Dans cette affaire, des principes de droit fondamentaux ont été violés : présomption d'innocence, équité procédurale, égalité de tous devant la loi, protection de la vie privée, confidentialité des dossiers...

Le conseil d'administration a agi avec une précipitation étonnante. Qu'y avait-il de si urgent? La bâtonnière avait-elle l'obligation légale ou morale de divulguer l'existence de son dossier déjudiciarisé? Le conseil d'administration n'avait qu'à soumettre cette question au syndic du Barreau, qui aurait pu y répondre avant la rentrée judiciaire de septembre. Le conseil d'administration aurait dû se soucier davantage de la réalité de la Justice que de son image.

Le monde a changé depuis 1972! En 1975, le Québec adoptait la Charte des droits et libertés de la personne. En 1982, le Canada se dotait de la Charte canadienne des droits et libertés, etc. Lorsque vous étiez bâtonnier du Québec, auriez-vous pu imaginer un seul instant qu'en 2015, une jeune femme de Québec, immigrante cambodgienne, détentrice d'un MBA, avocate émérite et vice-présidente du Barreau du Québec soit élue bâtonnière du Québec? Bien sûr que non.

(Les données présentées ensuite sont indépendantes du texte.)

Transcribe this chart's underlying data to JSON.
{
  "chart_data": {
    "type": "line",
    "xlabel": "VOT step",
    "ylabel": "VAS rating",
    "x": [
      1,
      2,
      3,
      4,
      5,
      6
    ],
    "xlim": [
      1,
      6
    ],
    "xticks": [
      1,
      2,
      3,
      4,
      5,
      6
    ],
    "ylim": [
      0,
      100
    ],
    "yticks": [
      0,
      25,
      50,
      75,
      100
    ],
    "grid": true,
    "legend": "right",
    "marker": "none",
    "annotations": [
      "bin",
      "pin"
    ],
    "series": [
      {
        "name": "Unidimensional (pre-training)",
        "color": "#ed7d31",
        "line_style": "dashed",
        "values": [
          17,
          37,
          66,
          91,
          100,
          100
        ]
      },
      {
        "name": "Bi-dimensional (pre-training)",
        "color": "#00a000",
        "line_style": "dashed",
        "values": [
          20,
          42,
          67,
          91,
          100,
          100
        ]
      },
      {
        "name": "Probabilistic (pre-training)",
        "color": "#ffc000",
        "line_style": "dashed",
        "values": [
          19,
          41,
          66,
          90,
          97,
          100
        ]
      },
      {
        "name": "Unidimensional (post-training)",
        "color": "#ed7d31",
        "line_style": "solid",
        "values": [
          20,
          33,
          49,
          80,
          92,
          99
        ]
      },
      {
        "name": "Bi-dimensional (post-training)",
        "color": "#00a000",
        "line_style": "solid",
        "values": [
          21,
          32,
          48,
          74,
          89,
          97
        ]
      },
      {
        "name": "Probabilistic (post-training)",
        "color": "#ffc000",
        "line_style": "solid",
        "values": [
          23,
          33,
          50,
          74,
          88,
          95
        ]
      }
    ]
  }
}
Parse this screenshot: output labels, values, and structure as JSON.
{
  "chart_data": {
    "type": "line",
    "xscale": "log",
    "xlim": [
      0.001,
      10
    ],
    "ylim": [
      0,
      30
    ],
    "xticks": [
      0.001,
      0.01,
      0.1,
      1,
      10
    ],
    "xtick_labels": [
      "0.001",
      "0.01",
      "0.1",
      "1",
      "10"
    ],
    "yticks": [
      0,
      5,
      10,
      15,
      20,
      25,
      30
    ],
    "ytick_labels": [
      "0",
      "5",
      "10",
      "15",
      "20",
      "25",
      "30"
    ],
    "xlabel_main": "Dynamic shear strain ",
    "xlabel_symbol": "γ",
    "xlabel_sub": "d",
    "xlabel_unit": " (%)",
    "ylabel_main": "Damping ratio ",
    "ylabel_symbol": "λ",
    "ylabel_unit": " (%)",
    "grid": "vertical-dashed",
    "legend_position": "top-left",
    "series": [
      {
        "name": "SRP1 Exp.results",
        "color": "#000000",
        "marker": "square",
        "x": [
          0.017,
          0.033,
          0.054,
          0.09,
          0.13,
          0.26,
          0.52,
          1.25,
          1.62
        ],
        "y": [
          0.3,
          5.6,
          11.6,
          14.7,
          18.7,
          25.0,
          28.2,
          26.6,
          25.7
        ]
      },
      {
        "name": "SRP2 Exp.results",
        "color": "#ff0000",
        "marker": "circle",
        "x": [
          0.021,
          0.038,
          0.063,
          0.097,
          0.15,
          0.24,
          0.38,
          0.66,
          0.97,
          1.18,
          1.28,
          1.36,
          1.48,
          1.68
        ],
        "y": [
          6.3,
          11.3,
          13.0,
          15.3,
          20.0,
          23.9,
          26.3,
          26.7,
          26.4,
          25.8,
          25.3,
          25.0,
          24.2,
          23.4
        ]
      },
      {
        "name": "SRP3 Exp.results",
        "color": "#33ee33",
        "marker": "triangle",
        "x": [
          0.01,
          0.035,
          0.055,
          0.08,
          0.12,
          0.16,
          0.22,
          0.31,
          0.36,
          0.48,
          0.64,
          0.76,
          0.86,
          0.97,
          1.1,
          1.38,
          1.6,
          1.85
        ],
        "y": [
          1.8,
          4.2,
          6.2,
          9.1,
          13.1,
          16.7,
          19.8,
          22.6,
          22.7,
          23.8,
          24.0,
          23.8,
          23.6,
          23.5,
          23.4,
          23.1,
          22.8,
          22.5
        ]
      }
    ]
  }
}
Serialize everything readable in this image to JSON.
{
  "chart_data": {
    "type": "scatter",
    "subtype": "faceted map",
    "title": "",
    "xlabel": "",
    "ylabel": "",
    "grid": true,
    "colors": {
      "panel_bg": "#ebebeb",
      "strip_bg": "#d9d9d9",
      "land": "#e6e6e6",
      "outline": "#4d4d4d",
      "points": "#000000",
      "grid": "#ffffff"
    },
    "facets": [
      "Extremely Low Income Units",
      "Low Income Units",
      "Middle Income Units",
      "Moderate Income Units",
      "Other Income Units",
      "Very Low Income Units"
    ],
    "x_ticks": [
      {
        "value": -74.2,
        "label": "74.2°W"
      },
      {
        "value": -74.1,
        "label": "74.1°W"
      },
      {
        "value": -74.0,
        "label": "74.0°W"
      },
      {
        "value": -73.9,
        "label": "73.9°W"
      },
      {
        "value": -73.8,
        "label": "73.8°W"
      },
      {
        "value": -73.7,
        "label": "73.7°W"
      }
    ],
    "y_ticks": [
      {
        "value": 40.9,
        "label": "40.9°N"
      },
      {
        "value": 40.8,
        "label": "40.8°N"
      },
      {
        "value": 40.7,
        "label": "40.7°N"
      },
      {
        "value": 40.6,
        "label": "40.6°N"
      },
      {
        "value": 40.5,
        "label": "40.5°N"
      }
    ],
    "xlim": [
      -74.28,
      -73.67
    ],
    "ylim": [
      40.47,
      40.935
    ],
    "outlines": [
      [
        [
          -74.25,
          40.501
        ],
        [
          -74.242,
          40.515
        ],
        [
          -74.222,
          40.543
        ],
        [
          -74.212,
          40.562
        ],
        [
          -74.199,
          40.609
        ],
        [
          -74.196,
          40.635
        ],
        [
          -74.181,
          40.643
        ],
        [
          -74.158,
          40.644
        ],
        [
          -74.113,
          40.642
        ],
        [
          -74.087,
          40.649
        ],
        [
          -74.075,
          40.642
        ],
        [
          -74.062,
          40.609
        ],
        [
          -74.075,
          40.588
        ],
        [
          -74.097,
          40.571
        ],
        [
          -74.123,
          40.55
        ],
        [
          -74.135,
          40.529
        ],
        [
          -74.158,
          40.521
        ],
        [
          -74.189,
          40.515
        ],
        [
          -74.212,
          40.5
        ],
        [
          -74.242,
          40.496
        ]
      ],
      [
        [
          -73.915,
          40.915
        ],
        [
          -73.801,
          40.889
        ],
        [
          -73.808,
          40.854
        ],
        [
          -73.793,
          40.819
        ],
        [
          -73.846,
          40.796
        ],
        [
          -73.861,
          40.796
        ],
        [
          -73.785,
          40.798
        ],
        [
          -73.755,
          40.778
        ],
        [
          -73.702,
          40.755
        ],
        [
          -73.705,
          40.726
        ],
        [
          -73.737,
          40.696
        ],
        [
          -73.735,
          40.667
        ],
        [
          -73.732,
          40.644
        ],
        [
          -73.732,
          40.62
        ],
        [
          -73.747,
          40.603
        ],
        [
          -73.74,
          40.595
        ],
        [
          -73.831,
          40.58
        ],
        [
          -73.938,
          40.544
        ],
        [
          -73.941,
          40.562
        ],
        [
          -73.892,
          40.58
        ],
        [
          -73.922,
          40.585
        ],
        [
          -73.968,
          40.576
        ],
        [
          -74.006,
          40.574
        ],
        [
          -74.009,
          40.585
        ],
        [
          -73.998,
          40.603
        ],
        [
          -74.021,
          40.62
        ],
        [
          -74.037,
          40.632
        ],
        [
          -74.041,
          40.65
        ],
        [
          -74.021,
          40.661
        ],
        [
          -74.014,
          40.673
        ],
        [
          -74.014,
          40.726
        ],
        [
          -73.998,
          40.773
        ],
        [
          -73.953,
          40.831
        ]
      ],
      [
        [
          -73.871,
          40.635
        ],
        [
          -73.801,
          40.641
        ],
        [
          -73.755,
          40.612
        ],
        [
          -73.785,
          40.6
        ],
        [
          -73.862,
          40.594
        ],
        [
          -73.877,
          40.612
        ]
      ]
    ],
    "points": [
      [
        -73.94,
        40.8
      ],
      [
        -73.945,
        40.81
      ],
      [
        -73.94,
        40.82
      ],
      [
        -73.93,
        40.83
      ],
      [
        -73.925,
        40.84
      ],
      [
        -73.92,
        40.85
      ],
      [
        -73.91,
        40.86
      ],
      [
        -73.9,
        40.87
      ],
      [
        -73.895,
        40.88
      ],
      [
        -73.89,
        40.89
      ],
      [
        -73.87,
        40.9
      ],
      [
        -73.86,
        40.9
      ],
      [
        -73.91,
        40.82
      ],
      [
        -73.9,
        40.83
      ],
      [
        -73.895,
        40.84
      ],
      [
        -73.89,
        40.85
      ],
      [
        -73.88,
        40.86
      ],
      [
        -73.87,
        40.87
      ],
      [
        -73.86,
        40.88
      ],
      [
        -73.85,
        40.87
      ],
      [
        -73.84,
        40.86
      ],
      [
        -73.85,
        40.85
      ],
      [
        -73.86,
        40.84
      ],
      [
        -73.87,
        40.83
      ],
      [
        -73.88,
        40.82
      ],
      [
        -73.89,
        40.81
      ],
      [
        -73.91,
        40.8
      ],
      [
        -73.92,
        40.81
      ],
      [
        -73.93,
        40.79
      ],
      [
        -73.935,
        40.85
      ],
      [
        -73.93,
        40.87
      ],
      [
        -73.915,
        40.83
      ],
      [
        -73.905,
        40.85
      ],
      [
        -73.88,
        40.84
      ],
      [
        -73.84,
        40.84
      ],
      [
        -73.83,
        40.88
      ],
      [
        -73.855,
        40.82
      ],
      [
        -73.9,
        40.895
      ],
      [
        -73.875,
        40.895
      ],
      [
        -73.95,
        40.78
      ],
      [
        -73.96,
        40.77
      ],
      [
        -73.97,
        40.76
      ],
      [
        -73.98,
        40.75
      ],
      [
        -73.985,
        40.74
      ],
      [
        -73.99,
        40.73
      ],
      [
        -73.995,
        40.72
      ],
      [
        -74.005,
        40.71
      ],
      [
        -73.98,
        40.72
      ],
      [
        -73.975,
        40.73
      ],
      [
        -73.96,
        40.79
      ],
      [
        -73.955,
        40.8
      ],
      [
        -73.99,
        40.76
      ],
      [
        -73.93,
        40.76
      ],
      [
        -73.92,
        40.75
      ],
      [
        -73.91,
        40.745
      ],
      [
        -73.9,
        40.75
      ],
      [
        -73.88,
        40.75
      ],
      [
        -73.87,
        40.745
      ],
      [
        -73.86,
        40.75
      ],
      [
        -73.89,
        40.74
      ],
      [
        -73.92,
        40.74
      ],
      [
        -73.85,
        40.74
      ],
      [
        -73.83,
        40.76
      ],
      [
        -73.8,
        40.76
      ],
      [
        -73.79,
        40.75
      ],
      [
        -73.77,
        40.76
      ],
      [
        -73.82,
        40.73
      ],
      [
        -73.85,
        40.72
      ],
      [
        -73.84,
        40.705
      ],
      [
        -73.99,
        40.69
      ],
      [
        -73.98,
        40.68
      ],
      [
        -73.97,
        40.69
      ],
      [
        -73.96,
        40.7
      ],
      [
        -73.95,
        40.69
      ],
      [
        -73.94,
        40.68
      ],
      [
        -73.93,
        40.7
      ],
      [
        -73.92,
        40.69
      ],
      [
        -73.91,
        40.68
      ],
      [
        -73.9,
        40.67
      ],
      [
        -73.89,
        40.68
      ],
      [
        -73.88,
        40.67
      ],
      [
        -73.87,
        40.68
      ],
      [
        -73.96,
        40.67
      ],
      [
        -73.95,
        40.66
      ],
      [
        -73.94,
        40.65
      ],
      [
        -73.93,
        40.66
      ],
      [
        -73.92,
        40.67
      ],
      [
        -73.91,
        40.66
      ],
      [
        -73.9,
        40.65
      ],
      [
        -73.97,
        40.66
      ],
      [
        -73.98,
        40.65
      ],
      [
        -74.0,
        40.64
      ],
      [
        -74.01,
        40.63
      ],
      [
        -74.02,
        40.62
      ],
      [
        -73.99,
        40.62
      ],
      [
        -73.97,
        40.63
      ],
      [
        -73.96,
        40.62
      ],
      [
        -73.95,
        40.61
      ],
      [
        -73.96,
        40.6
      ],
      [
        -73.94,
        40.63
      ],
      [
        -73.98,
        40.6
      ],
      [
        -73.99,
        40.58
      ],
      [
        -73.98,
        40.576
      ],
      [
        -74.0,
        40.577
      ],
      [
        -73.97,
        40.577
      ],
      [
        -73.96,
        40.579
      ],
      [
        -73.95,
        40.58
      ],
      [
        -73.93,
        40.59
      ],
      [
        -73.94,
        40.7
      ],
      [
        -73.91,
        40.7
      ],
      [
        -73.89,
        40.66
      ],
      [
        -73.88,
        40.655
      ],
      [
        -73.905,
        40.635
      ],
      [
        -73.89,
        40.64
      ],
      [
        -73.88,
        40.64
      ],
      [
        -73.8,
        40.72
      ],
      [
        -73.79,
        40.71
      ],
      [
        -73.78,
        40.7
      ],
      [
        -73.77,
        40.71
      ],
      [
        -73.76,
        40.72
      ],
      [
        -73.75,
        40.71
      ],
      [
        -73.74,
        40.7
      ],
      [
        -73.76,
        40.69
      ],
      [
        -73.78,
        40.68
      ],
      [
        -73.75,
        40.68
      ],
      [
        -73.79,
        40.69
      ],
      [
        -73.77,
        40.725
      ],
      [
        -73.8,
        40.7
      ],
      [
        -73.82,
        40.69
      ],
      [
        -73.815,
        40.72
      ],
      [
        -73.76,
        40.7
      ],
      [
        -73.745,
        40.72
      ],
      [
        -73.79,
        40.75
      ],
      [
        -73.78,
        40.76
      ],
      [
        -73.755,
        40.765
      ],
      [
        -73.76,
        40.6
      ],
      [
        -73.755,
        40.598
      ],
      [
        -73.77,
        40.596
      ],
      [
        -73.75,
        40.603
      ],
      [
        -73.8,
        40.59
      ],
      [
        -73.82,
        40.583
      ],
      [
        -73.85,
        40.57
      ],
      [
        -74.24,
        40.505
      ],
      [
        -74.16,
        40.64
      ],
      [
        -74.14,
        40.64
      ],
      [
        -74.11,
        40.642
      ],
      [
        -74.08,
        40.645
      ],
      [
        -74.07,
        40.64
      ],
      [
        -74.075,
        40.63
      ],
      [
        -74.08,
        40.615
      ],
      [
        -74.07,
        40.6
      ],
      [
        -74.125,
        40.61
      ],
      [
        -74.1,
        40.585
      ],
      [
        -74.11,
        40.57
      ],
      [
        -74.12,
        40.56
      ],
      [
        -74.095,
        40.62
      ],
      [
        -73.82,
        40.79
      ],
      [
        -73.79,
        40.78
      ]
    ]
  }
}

Dans une société libre et démocratique, il est aberrant qu'une avocate ait pu être traitée de façon aussi arbitraire par des représentants d'un ordre professionnel censé protéger tous les justiciables. Je souhaite sincèrement que toute la lumière soit faite sur cette affaire et que Me Khuong reste bâtonnière jusqu'à la fin de son mandat, qui, autre signe des temps, pourrait très bien être renouvelé.